Dans un reportage de l’émission La Facture diffusée le 8 avril 2014, on présentait l’histoire d’un homme souffrant de bipolarité qui s’était lancé dans une série d’achats compulsifs dont il demandait l’annulation. Il a même signé des offres d’achat d’immeuble. Peut-il plaider son état psychologique pour faire annuler les transactions ? Voici quelques exemples de décisions portant sur des cas similaires. 

 Dans B.P. c. C.B., le juge a rappelé que l’aptitude à consentir au moment de la conclusion d’un acte est la règle et l’inaptitude, l’exception. Le demandeur, à la retraite et âgé de 69 ans, souffrait d’une maladie affective bipolaire depuis plusieurs années. En l’espace de quelques mois, il avait déboursé plus de 350 000 $ pour acquérir un certain nombre de biens, dont deux terrains.

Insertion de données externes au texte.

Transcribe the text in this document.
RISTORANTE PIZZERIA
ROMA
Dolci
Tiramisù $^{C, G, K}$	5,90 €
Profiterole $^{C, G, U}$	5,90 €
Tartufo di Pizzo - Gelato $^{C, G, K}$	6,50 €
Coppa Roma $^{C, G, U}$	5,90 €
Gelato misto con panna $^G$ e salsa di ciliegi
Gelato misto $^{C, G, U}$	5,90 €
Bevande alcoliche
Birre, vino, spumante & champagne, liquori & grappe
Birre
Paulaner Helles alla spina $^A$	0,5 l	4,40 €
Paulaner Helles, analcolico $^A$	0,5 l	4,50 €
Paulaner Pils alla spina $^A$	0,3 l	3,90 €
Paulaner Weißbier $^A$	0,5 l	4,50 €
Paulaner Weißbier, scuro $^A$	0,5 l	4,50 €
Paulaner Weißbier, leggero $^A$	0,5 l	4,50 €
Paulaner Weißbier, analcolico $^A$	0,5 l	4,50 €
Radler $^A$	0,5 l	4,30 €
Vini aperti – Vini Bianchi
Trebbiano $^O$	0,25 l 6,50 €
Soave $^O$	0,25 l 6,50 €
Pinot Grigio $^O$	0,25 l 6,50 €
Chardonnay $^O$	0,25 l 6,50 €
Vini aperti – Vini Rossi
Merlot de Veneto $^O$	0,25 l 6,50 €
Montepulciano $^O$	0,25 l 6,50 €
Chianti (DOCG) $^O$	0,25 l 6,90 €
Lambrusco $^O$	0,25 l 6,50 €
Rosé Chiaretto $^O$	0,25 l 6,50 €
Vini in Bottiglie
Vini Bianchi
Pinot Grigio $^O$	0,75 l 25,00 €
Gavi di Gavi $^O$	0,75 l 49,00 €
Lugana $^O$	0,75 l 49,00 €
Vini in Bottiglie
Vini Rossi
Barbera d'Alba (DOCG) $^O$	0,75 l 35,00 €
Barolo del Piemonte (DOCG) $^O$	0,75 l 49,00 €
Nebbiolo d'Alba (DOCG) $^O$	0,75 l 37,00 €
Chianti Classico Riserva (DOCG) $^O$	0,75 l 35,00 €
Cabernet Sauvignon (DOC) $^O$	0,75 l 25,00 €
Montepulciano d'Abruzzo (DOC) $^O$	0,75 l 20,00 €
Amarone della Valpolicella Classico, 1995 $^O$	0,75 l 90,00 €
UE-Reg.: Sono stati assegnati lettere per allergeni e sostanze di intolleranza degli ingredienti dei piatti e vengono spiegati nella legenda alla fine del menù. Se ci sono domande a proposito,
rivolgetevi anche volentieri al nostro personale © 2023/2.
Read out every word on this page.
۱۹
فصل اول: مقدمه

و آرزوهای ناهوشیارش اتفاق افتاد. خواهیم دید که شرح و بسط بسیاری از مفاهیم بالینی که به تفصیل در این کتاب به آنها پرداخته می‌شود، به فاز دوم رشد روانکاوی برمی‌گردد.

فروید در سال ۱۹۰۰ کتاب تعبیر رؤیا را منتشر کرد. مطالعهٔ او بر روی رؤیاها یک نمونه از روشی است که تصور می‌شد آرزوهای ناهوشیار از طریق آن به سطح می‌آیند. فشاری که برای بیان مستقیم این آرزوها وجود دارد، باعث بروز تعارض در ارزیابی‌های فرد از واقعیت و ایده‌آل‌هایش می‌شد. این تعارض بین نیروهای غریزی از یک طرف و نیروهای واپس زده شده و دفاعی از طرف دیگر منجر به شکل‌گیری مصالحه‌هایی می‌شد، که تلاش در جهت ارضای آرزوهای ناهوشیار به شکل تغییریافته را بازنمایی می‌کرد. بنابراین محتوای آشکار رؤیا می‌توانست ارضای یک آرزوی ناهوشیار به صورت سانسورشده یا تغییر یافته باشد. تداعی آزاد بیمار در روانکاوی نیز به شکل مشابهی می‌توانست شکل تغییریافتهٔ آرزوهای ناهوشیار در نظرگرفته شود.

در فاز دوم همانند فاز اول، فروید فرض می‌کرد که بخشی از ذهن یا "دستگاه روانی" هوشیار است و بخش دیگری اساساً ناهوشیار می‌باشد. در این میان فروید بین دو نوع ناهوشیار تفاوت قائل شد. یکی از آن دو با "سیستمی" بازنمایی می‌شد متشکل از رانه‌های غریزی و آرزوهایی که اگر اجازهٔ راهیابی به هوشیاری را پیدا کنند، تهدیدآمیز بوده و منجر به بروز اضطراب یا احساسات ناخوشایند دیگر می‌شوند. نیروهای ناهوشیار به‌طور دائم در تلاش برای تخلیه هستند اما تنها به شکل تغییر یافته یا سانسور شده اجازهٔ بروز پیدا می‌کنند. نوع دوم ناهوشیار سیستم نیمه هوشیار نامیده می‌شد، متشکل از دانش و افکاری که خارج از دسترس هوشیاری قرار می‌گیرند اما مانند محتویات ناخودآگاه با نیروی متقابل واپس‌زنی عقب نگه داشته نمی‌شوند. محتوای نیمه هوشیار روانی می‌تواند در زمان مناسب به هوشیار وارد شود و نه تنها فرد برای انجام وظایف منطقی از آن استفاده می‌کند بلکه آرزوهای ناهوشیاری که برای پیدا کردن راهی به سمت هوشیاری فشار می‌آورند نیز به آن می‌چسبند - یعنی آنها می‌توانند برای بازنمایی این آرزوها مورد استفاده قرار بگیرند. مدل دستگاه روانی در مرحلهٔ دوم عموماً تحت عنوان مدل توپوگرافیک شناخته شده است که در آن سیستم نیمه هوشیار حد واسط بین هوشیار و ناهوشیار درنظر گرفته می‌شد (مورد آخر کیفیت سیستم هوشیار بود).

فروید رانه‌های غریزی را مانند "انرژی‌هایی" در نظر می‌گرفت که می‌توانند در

Le juge a ordonné l’annulation de la vente des deux immeubles en raison de l’inaptitude du demandeur qui, au moment de la signature du contrat, traversait une période de décompensation psychique altérant son caractère et son comportement. Il n’était donc pas apte à s’obliger au sens de l’article 1398 du Code civil du Québec.

Plus récemment, dans Therrien c. Grenier, la vente d’une terre agricole par un homme âgé de près de 80 ans à son neveu a aussi été annulée pour cause de vice de consentement. Le vendeur, qui souffrait de troubles cognitifs, de démence mixte et d’alcoolisme, n’avait pas la capacité de donner un consentement valide lors de la vente. L’appel de cette décision a été rejeté sur requête.

Ce n’était toutefois pas le cas dans D.R. c. De.R. où la demanderesse, agissant au nom de son père, voulait faire annuler le contrat de vente par lequel celui-ci avait cédé ses terres agricoles à son fils en contrepartie d’un montant correspondant aux dettes qui y étaient afférentes. Selon elle, son frère aurait profité de la maladie et de la vulnérabilité de leur père, qui n’avait pas la capacité de prendre une telle décision, ayant notamment reçu un diagnostic de cancer des os au mois juin précédent, à l’âge de 74 ans. Or, la juge a retenu que l’inaptitude du père n’avait pas été démontrée prima facie, que celui-ci savait ce qu’il faisait au moment de la vente et que tout était bien réfléchi. Cette décision est toutefois portée en appel (Inscription en appel, 2014-02-24, et appel incident, 2014-03-13 (C.A.) 500-09-024255-143. Requête en rejet d’appel, 2014-03-25 (C.A.) 500-09-024255-143).

Enfin, être âgé de 86 ans, consommer régulièrement de l’alcool et se déplacer difficilement ne rend pas pour autant quelqu’un sénile et incapable de contracter. C’est ce qu’a appris le vendeur d’un tableau de Riopelle dans Dans Périllat c. Laroche. Il avait payé l’œuvre d’art 72 785 $ en 2000 et, après l’avoir revendue 30 000 $ au propriétaire d’une galerie d’art, il a voulu faire annuler la transaction et obtenir 110 000 $ de plus, soit la différence entre la valeur que son expert attribuait à la toile et le montant reçu de l’acheteur. Aucune preuve médicale ne démontrait que le vendeur était incapable de donner un consentement libre et éclairé lors de la vente, et rien ne permettait de conclure que l’acheteur se soit trouvé dans une position de force face à lui.

Références

  • B.P. c. C.B. (C.S., 2007-10-31), 2007 QCCS 5136, SOQUIJ AZ-50458683, J.E. 2007-2250.
  • Therrien c. Grenier (C.S., 2013-06-19), 2013 QCCS 2740, SOQUIJ AZ-50978686, 2013EXP-2227, J.E. 2013-1196.
  • Grenier c. Therrien (C.A., 2013-09-23), 2013 QCCA 1656, SOQUIJ AZ-51004551.
  • D.R. c. De.R. (C.S., 2014-01-24), 2014 QCCS 190, SOQUIJ AZ-51038011, 2014EXP-611.
  • Périllat c. Laroche (C.S., 2012-07-11), 2012 QCCS 3201, SOQUIJ AZ-50872754, 2012EXP-2827, J.E. 2012-1495.